In the world of photography we sometimes have to step back and ask ourselves the same question – “what do I see?” Of course, this is a rhetorical question, since no answer would be correct for any two people. Each of us sees differently, and what we see makes us feel differently. There are times when we see the obvious, without ever seeing the intricate layers below the obvious.
When I first began submitting images into the online photo behemoth called I-Stockphoto there is a point at which you keyword your images. At first I had difficulty coming up with a reasonable number of keywords. I read their little helpful blurb on key wording and I saw that phrase again – “What Do You See?” I sat back in my office chair and gazed at my submitted photo and thought about those words. I wish I could recall the first set of images (I could go research them up by date, but I don’t want too) – so lets pretend it is one of my favorites on I-Stockphoto, and a best selling image. Here it is:
As I was walking along the path leading down the hill from the Bachelor and 3 Graces sequoias back towards the parking lot I stopped in my tracks when I saw this. It was an obvious shot – the powerful red bark glowing in the filtered morning light, other similar trees in the background. I shot about ten variations of this image, all in five shot brackets to guarantee a close to perfect exposure of each set-up. Then I moved on.
A few months later I had already sold this image as fine art four times (one a 30×40 print that really stuns the viewer) and was key wording it in I-Stockphoto (ISP). The list of descriptive phrases that help buyers search for “the” image were slow in coming. Forest, Sequoia trees, Yosemite, California – those were all easy enough. Pine trees, Landscape Photography, Flora, Mountains – slowed me down some. Then those words sounded in my head again – what do I see?

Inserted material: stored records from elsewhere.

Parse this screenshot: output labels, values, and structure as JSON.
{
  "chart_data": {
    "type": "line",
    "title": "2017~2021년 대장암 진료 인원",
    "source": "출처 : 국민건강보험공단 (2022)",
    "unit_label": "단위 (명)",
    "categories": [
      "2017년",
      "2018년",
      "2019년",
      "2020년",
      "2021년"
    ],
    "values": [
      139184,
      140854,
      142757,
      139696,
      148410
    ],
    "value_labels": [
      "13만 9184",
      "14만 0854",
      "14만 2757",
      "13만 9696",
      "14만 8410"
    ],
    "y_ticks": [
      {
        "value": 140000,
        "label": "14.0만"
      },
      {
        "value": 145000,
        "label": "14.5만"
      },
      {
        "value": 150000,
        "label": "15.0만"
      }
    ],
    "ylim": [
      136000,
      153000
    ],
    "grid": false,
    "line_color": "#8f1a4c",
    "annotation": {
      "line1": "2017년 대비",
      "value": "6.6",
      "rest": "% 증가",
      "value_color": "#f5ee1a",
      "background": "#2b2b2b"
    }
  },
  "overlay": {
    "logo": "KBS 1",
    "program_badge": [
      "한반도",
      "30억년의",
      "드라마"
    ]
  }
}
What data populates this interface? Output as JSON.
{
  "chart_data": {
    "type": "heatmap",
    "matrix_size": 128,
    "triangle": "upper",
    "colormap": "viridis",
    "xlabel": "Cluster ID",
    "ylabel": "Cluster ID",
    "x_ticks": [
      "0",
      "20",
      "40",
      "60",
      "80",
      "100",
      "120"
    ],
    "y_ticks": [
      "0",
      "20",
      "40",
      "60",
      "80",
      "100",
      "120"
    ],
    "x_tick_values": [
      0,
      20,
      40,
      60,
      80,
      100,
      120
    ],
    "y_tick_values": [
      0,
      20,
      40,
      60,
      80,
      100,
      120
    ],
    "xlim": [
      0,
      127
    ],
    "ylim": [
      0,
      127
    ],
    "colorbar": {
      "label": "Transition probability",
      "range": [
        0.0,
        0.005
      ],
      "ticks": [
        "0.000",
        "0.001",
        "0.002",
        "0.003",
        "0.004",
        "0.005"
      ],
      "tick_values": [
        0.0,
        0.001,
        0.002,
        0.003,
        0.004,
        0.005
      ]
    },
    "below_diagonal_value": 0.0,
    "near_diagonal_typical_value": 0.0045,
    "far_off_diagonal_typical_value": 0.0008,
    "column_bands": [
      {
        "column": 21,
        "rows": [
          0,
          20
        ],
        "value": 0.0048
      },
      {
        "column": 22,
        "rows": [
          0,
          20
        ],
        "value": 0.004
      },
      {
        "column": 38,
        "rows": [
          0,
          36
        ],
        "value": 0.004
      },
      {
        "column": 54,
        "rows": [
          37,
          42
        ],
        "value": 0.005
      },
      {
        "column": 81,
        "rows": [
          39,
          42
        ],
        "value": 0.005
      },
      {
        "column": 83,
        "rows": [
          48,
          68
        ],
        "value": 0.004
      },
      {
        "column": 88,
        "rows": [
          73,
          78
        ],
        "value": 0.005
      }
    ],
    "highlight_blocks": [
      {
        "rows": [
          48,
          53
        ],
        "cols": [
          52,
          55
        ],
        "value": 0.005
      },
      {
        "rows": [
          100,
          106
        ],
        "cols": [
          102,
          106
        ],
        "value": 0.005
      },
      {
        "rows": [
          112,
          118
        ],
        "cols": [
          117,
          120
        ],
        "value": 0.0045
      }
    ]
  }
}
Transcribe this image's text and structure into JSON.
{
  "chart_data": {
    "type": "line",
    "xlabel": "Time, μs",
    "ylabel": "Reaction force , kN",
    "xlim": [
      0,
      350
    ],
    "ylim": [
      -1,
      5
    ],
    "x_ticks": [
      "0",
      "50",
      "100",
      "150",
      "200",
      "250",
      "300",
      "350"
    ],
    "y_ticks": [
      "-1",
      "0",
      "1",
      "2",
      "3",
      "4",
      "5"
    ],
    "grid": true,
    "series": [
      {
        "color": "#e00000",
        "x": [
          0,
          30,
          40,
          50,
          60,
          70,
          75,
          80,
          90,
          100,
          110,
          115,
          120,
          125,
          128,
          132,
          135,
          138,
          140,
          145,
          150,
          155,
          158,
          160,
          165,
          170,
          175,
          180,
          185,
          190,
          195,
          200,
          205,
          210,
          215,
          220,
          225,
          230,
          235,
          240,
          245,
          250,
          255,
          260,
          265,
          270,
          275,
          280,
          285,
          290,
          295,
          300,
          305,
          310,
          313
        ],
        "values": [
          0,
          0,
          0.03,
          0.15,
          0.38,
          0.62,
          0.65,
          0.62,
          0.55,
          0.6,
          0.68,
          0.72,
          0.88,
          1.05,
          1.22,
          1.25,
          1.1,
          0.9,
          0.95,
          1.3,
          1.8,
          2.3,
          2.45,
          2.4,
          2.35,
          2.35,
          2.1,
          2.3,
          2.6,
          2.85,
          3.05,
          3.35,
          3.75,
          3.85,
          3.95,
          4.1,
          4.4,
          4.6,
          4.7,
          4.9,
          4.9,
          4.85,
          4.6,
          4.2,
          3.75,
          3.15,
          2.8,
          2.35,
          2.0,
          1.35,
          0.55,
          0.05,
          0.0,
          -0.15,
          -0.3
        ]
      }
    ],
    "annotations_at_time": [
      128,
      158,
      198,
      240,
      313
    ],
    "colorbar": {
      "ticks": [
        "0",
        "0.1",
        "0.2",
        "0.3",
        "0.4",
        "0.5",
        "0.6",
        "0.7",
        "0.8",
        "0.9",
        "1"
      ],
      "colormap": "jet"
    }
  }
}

Ancient, Grove, Timeless, Stately, Old, Bark, Primordial, Ageless, Timber, Wood, Shelter, Animal Homes, Wilderness, Woodlands, and Monument. My clumsy mental blinders seemed to be lifted and I was having a creative key wording renaissance. Now, some of those terms would be rejected by ISP, but you see my point. The obvious beauty of the shot, with its foreground ring of baby pines leading the eye up to rising red-barked Sequoias that are layered back in the image, was really a scene of subjects and ideas in depth.
That’s how I try to see now. Nature photography is eye candy for the soul of both the photographer and the image viewer. Using some of the simple compositional techniques that are common in photography, like: rule-of-thirds, foreground elements, color, patterns, depth, disappearing lines, etc force us to look harder, and deeper, as we walk the forest floor hunting for images. Others don’t see what I see, some are better at it, and some are less practiced – but photography gives us a place to start. This journey can all begin with the phrase, “What Do I See?”